Aus unergründlichen Motiven heraus erwarten aber die verschiedenen Empfänger auch zum Teil sehr verschiedene Formen der Kontaktaufnahme. Einiges ist bei allen Verlagen und Agenturen gleich; ich will hier nur mal die – geradezu frustrierende – Fülle an Unterschieden im jeweils Geforderten aufzählen.
- Papier oder E-Mail
Die meisten Empfänger wollen E-Mails mit Anhängen. Einige aber nennen nur eine Post-Anschrift, wo dann einige Dutzend Seiten Papier hingeschickt werden sollen. Sicher, machbar. Aber wozu? Heizen manche Verlage noch mit Papier? - Länge der Inhaltsangabe
Ich habe schon "Pitches" (zwei bis drei Zeilen), eine "Viertelseite", eine "halbe Seite", "bis zu einer Seite", "zwei bis drei Seiten" und "etwa vier Seiten" gefordert gesehen.

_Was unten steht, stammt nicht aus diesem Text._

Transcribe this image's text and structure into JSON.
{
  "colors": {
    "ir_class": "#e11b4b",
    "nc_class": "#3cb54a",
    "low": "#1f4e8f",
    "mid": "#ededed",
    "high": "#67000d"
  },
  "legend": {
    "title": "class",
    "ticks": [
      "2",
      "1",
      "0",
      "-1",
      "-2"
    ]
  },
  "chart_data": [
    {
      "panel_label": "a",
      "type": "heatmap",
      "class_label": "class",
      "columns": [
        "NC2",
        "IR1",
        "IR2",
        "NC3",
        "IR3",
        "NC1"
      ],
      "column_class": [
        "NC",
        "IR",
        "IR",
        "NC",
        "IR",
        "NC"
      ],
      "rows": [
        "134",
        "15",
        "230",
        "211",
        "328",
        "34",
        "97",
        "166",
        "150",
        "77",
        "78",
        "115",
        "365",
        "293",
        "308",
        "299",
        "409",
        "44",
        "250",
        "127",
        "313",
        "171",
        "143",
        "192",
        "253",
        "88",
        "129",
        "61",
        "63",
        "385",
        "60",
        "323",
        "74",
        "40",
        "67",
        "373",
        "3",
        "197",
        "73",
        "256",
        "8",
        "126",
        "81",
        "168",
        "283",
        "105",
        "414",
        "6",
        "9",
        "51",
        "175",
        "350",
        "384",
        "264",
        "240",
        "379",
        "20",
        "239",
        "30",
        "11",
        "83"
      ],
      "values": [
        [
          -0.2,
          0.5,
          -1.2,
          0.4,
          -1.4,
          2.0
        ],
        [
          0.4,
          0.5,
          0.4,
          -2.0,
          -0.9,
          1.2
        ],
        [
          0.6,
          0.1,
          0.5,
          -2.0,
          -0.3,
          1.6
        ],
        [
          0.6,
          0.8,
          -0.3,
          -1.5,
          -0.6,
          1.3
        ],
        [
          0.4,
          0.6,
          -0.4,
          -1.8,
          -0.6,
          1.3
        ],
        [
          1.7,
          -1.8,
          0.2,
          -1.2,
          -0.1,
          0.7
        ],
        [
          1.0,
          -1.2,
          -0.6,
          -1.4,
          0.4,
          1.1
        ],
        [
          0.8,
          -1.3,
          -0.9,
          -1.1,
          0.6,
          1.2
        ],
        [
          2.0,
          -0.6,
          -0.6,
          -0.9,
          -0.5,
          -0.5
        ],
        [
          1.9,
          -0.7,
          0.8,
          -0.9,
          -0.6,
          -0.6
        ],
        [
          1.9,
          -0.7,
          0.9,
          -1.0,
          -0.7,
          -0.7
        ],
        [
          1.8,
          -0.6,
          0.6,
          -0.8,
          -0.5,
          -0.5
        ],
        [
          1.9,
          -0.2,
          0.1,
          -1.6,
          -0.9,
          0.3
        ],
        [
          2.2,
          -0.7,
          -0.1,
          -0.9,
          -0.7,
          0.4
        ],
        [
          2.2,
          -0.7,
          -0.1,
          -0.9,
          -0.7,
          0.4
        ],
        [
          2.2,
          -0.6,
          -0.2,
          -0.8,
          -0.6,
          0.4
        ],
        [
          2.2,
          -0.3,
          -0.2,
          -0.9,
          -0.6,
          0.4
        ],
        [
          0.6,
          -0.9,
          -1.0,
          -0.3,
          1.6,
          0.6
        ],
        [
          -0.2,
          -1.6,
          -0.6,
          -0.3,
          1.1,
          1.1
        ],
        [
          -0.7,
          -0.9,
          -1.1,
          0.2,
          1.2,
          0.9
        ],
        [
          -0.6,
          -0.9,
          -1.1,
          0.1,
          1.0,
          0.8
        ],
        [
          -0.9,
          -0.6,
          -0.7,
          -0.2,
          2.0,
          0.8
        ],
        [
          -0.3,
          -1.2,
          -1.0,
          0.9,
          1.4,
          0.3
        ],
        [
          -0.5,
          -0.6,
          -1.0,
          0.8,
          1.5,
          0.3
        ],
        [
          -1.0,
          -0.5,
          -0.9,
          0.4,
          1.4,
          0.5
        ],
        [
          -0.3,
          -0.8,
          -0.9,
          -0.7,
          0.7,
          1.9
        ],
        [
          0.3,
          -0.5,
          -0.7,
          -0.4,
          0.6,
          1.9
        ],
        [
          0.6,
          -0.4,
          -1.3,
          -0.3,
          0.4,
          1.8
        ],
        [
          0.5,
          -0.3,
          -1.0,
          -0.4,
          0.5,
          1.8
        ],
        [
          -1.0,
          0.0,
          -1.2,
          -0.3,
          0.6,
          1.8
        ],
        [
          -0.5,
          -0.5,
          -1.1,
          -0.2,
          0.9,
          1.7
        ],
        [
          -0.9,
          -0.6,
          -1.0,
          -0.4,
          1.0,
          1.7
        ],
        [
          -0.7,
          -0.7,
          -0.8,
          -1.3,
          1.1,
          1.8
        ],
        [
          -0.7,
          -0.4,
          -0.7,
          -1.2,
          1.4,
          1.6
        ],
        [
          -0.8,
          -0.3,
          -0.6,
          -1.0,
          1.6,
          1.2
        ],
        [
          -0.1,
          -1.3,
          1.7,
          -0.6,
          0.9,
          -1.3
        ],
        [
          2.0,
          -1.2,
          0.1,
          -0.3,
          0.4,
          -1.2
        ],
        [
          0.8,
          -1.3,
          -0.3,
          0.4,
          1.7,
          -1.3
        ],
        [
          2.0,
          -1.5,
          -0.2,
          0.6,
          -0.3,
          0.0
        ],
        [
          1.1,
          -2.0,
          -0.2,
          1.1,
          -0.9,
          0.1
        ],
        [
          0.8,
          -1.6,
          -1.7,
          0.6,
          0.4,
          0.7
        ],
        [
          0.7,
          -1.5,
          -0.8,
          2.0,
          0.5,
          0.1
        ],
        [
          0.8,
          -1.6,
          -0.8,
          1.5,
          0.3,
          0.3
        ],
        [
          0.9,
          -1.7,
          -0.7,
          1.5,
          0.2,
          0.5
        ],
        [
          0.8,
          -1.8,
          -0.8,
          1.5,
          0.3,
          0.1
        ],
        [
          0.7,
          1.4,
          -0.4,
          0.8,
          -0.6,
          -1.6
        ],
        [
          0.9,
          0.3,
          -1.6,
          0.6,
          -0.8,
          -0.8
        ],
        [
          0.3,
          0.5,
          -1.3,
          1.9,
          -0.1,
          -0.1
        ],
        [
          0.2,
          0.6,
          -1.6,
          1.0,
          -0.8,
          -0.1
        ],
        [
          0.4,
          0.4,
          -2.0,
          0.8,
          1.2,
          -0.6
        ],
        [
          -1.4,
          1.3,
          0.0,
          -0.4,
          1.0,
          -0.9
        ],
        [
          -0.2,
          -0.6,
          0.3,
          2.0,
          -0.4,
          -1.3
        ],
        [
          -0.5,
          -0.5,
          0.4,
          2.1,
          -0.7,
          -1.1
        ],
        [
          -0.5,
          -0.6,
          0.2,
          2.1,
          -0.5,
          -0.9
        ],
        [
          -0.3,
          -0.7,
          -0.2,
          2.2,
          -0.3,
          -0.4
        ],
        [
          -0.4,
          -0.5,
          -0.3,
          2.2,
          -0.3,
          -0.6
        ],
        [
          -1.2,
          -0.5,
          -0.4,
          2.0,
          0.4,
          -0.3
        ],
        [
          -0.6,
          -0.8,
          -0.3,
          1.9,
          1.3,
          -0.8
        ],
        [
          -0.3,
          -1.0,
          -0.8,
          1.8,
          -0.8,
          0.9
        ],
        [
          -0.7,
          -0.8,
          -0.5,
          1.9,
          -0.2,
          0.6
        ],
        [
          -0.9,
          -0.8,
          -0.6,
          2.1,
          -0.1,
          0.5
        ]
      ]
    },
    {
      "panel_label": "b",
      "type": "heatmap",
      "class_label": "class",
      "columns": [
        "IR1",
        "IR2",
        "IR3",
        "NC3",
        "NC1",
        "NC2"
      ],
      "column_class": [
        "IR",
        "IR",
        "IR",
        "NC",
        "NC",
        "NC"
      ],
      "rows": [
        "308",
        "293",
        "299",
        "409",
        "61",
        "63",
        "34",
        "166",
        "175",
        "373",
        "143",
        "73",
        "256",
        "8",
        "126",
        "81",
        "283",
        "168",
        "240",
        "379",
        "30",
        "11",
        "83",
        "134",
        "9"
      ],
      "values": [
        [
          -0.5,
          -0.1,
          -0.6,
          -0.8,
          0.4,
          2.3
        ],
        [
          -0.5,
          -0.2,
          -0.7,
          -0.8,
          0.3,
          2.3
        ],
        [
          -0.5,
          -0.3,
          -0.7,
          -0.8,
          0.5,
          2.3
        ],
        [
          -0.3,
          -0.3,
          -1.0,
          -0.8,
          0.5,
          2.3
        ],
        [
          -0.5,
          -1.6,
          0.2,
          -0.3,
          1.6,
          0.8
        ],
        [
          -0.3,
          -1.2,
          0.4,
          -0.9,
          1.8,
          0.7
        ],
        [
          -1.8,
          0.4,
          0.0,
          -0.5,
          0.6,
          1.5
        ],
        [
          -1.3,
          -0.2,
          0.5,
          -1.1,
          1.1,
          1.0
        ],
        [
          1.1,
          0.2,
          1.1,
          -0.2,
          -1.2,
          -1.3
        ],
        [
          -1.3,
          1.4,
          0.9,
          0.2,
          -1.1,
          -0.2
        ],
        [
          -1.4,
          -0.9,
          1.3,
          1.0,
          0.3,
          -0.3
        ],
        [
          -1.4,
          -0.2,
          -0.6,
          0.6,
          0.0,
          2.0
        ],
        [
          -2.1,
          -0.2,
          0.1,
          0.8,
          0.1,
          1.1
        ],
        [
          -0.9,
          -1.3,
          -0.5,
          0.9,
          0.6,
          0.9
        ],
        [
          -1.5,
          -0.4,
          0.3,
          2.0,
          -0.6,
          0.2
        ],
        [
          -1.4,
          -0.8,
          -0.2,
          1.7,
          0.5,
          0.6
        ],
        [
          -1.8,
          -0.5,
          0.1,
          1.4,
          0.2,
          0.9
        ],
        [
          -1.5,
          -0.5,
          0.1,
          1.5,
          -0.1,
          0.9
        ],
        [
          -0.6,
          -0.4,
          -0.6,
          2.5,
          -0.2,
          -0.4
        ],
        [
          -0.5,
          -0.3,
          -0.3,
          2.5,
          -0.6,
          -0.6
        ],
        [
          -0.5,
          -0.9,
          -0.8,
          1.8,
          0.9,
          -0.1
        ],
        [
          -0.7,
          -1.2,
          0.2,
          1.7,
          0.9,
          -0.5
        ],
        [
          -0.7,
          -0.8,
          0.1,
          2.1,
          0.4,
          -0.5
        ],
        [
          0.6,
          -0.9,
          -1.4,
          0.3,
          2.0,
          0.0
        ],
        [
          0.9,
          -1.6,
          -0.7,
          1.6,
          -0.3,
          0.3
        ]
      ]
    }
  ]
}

Sicher ist es eine gute Fingerübung, seinen Plot noch einmal in sechs verschiedenen Längen zusammenzufassen. Das gibt einem den richtigen Überblick, was man da eigentlich geschrieben hat. - Charakterisierung der Protagonisten
Manch einer will sie, dann aber sicher wieder in verschiedenen Längen ("drei Zeilen", "halbe Seite"). Die meisten erwähnen sie nicht. - Weltenaufbau
Habe ich auch schon gefordert gesehen (F/SF). Aber selten. - Vita
Meist wird von einer Kurz-Vita gesprochen. Manchmal wird erwähnt, dass nur Veröffentlichungen gemeint sind (aha? Mein Leben reduziert auf meine Schriftstellerei?), aber natürlich wieder nicht immer. - Leseprobe
Natürlich, die muss sein, das versteht jeder. Aber warum muss sie in der geforderten Länge derart schwanken? Ich sah schon alles Mögliche von 20 bis 50 Seiten, teilweise auch angegeben in Kapitelanzahlen. Was mach ich jetzt, wenn nach 20 Seiten mein Text keinen sinnvollen Abschneidepunkt aufweist? - Dateiformate
Viele wollen PDF. Aber natürlich wieder nicht alle. Einige verlangen explizit das von Microsoft benutzte proprietäre Word-Format, das sich natürlich großer Beliebtheit und Verbreitung erfreut. Einige wollten sogar, dass man ihre .doc-Datei als Vorlage verwendet, ausfüllt und zurückschickt. Muss das sein? Bin ich Autor oder Behördengänger, der sein Formular 27B/6 noch braucht? - Genres
Sehr oft liest man, man möge sich bitte informieren, ob das Manuskript zum Verlag/zur Agentur passe. Natürlich, ich gehe ja auch nicht zum Bäcker und suche da nach einer neuen Badewanne. Aber dann wird bei den betreuten Themen das Universalgenre "Belletristik" genannt, einschränkungslos. (Oft mit so lustigen Formulierungen wie "eigentlich nur X, Y und Z, aber wenn das Werk der Hammer ist, ist das Genre auch egal". Tja, nur wie kriegt der Lektor die Qualität mit, wenn er Reisebeschreibungen sofort auf den Ablehnenstapel legt, weil er sich dafür gar nicht zuständig fühlt?)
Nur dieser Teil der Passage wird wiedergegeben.